En Cage avec Duchamp
Je dois à Anthony (@serialLecteurNyctalope) la découverte des éditions Allia, dont l'originalité et l'éclectisme de la ligne éditoriale me fournissent depuis de nombreuses découvertes de textes insoupçonnés, sources d'autant de plaisirs de lecture et de variations de mes horizons littéraires.
Ainsi de
Rire et se taire de
John Cage, traduit par
Jérôme Orsoni, petit bijou revenant sur les mémoires du musicien expérimental de ses rencontres avec l'immense
Marcel Duchamp – un Rouennais, faut-il le préciser… – à New-Yok ou Cadaquès.
Pas de trame, pas d'histoire, pas de thèse, juste une interview témoignage sur ce qui rapprocha les deux hommes : l'expérimentation de la musique aléatoire ; les échecs comme art absolu et respectable ;
Dali et le respect que lui vouait Duchamp ; Teeny l'épouse de l'ombre.
Et puis des fulgurances, résurgences mémorielles posées là au détour d'une question. Sur les oppositions et les liens entre Étant donné et le Grand Verre, faisant passer l'oeuvre du maître de la transparence à la découverte de ce qui est caché et les liant de ce fait dans l'évolution maîtrisée d'une pensée.
Sur les deux ateliers new-yorkais de l'artiste : l'officiel, vitrine visitable mais figée pour la galerie, et l'officieux, secret et productif. Sur le passage assumé de Duchamp de la philanthropie au monde du commerce de l'art ne jurant plus que par ses ready-made.

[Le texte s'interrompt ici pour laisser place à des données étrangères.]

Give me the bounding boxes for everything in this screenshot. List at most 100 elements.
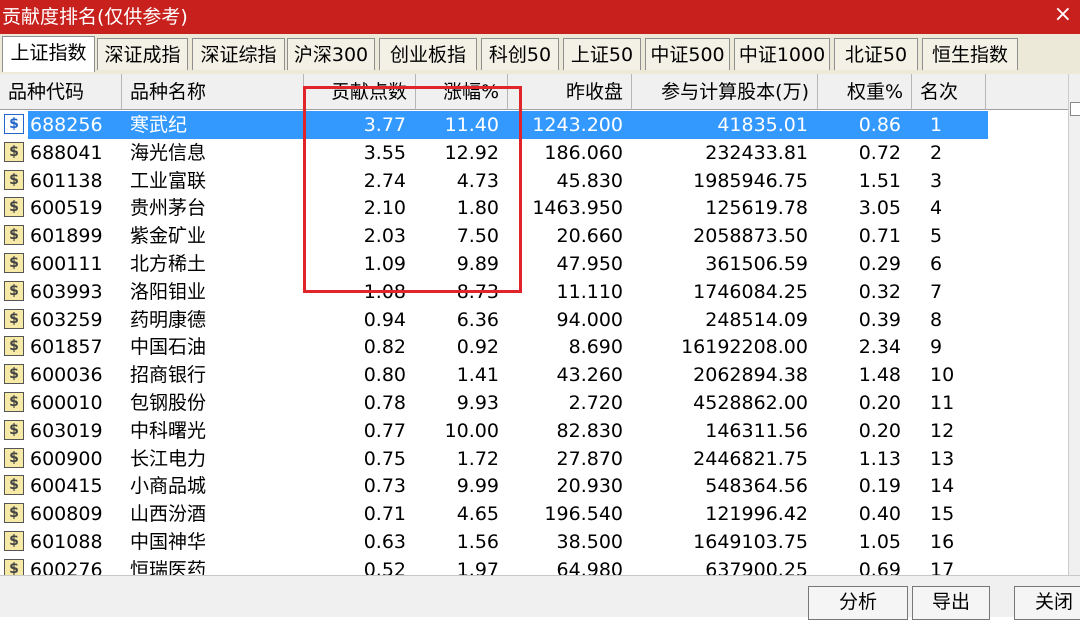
table-row[interactable]: $600809 山西汾酒 0.71 4.65 196.540 121996.42 0.40 1…: [0, 500, 1068, 528]
table-row[interactable]: $688041 海光信息 3.55 12.92 186.060 232433.81 0.72…: [0, 139, 1068, 167]
tab-2[interactable]: 深证综指: [192, 38, 285, 70]
col-shares-cell: 232433.81: [705, 141, 808, 164]
col-contribution-cell: 3.77: [363, 114, 406, 136]
col-rank-cell: 8: [930, 308, 943, 331]
col-contribution-cell: 0.78: [363, 392, 406, 414]
table-row[interactable]: $600276 恒瑞医药 0.52 1.97 64.980 637900.25 0.69 17: [0, 556, 1068, 575]
table-row[interactable]: $601899 紫金矿业 2.03 7.50 20.660 2058873.50 0.71 5: [0, 222, 1068, 250]
col-weight-cell: 0.69: [858, 558, 901, 575]
stock-dollar-icon: $: [4, 475, 24, 496]
col-name-cell: 长江电力: [130, 447, 207, 470]
col-rank-cell: 6: [930, 253, 943, 275]
col-prev-close-cell: 20.660: [556, 225, 623, 248]
col-shares-cell: 121996.42: [705, 503, 808, 526]
col-prev-close-cell: 196.540: [544, 503, 623, 526]
col-prev-close-cell: 45.830: [556, 169, 623, 192]
col-change-pct-cell: 1.41: [456, 364, 499, 387]
col-code-header[interactable]: 品种代码: [0, 74, 122, 110]
stock-dollar-icon: $: [4, 280, 24, 301]
col-change-pct-cell: 12.92: [444, 141, 499, 164]
stock-dollar-icon: $: [4, 364, 24, 385]
col-weight-cell: 0.29: [858, 253, 901, 275]
col-code-cell: 603993: [30, 280, 103, 303]
vertical-scrollbar[interactable]: [1068, 74, 1080, 575]
close-button[interactable]: 关闭: [1014, 586, 1080, 620]
col-change-pct-cell: 4.65: [456, 503, 499, 526]
col-shares-cell: 2058873.50: [693, 225, 808, 248]
table-row[interactable]: $603259 药明康德 0.94 6.36 94.000 248514.09 0.39 8: [0, 306, 1068, 334]
col-change-pct-cell: 8.73: [456, 280, 499, 303]
col-shares-cell: 1985946.75: [693, 169, 808, 192]
col-prev-close-cell: 2.720: [568, 392, 623, 414]
stock-dollar-icon: $: [4, 419, 24, 440]
tab-1[interactable]: 深证成指: [97, 38, 188, 70]
col-weight-cell: 0.86: [858, 114, 901, 136]
col-code-cell: 600010: [30, 392, 103, 414]
col-code-cell: 603259: [30, 308, 103, 331]
col-weight-cell: 1.51: [858, 169, 901, 192]
stock-dollar-icon: $: [4, 169, 24, 190]
col-contribution-cell: 0.75: [363, 447, 406, 470]
tab-10[interactable]: 恒生指数: [922, 38, 1018, 70]
tab-9[interactable]: 北证50: [834, 38, 918, 70]
col-weight-cell: 0.20: [858, 392, 901, 414]
col-code-cell: 600900: [30, 447, 103, 470]
col-contribution-header[interactable]: 贡献点数: [304, 74, 416, 110]
col-weight-cell: 2.34: [858, 336, 901, 359]
scroll-up-arrow-icon[interactable]: [1070, 102, 1080, 116]
col-shares-cell: 361506.59: [705, 253, 808, 275]
tab-6[interactable]: 上证50: [563, 38, 641, 70]
window-title: 贡献度排名(仅供参考): [2, 6, 188, 28]
col-prev-close-cell: 1463.950: [532, 197, 623, 220]
tab-5[interactable]: 科创50: [481, 38, 559, 70]
table-row[interactable]: $600900 长江电力 0.75 1.72 27.870 2446821.75 1.13 1…: [0, 445, 1068, 473]
col-code-cell: 601857: [30, 336, 103, 359]
table-row[interactable]: $603019 中科曙光 0.77 10.00 82.830 146311.56 0.20 1…: [0, 417, 1068, 445]
tab-8[interactable]: 中证1000: [734, 38, 830, 70]
table-row[interactable]: $600415 小商品城 0.73 9.99 20.930 548364.56 0.19 14: [0, 472, 1068, 500]
col-weight-cell: 0.39: [858, 308, 901, 331]
col-name-cell: 紫金矿业: [130, 225, 207, 248]
table-row[interactable]: $688256 寒武纪 3.77 11.40 1243.200 41835.01 0.86 1: [0, 111, 1068, 139]
col-weight-cell: 0.40: [858, 503, 901, 526]
tab-0[interactable]: 上证指数: [2, 36, 95, 72]
stock-dollar-icon: $: [4, 253, 24, 273]
table-row[interactable]: $600036 招商银行 0.80 1.41 43.260 2062894.38 1.48 1…: [0, 361, 1068, 389]
stock-dollar-icon: $: [4, 447, 24, 468]
tab-3[interactable]: 沪深300: [287, 38, 375, 70]
col-contribution-cell: 0.63: [363, 531, 406, 553]
table-row[interactable]: $601857 中国石油 0.82 0.92 8.690 16192208.00 2.34 9: [0, 333, 1068, 361]
tab-4[interactable]: 创业板指: [379, 38, 477, 70]
col-rank-cell: 7: [930, 280, 943, 303]
table-row[interactable]: $603993 洛阳钼业 1.08 8.73 11.110 1746084.25 0.32 7: [0, 278, 1068, 306]
close-icon[interactable]: ×: [1054, 2, 1072, 28]
col-name-cell: 北方稀土: [130, 253, 207, 275]
col-rank-cell: 11: [930, 392, 955, 414]
col-prev-close-cell: 82.830: [556, 419, 623, 442]
col-weight-header[interactable]: 权重%: [818, 74, 912, 110]
col-name-cell: 洛阳钼业: [130, 280, 207, 303]
stock-dollar-icon: $: [4, 503, 24, 524]
col-name-cell: 寒武纪: [130, 114, 188, 136]
col-prev-close-header[interactable]: 昨收盘: [508, 74, 632, 110]
col-rank-cell: 9: [930, 336, 943, 359]
col-change-pct-cell: 1.56: [456, 531, 499, 553]
col-shares-header[interactable]: 参与计算股本(万): [632, 74, 818, 110]
export-button[interactable]: 导出: [912, 586, 990, 620]
col-prev-close-cell: 38.500: [556, 531, 623, 553]
analyze-button[interactable]: 分析: [808, 586, 908, 620]
col-shares-cell: 1649103.75: [693, 531, 808, 553]
col-contribution-cell: 0.80: [363, 364, 406, 387]
tab-7[interactable]: 中证500: [645, 38, 730, 70]
col-code-cell: 601138: [30, 169, 103, 192]
col-weight-cell: 0.72: [858, 141, 901, 164]
table-row[interactable]: $601088 中国神华 0.63 1.56 38.500 1649103.75 1.05 1…: [0, 528, 1068, 556]
table-row[interactable]: $600519 贵州茅台 2.10 1.80 1463.950 125619.78 3.05…: [0, 194, 1068, 222]
col-rank-header[interactable]: 名次: [912, 74, 986, 110]
col-code-cell: 600036: [30, 364, 103, 387]
table-row[interactable]: $601138 工业富联 2.74 4.73 45.830 1985946.75 1.51 3: [0, 167, 1068, 195]
col-change-pct-header[interactable]: 涨幅%: [416, 74, 508, 110]
table-row[interactable]: $600010 包钢股份 0.78 9.93 2.720 4528862.00 0.20 11: [0, 389, 1068, 417]
table-row[interactable]: $600111 北方稀土 1.09 9.89 47.950 361506.59 0.29 6: [0, 250, 1068, 278]
col-name-header[interactable]: 品种名称: [122, 74, 304, 110]
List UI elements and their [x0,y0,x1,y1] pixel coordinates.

Sur cette affirmation « qu'une oeuvre d'art est complétée par les gens » après qu'elle a été achevée, rendant le spectateur partenaire de l'artiste et plus seulement contempteur, poussant Duchamp à prescrire et rédiger la façon dont ses oeuvres devraient être regardées à l'avenir.
Un témoignage instructif qui en complète bien d'autres sur la recherche permanente et torturée d'un artiste qui ne voulait rien tant que « d'aller underground ».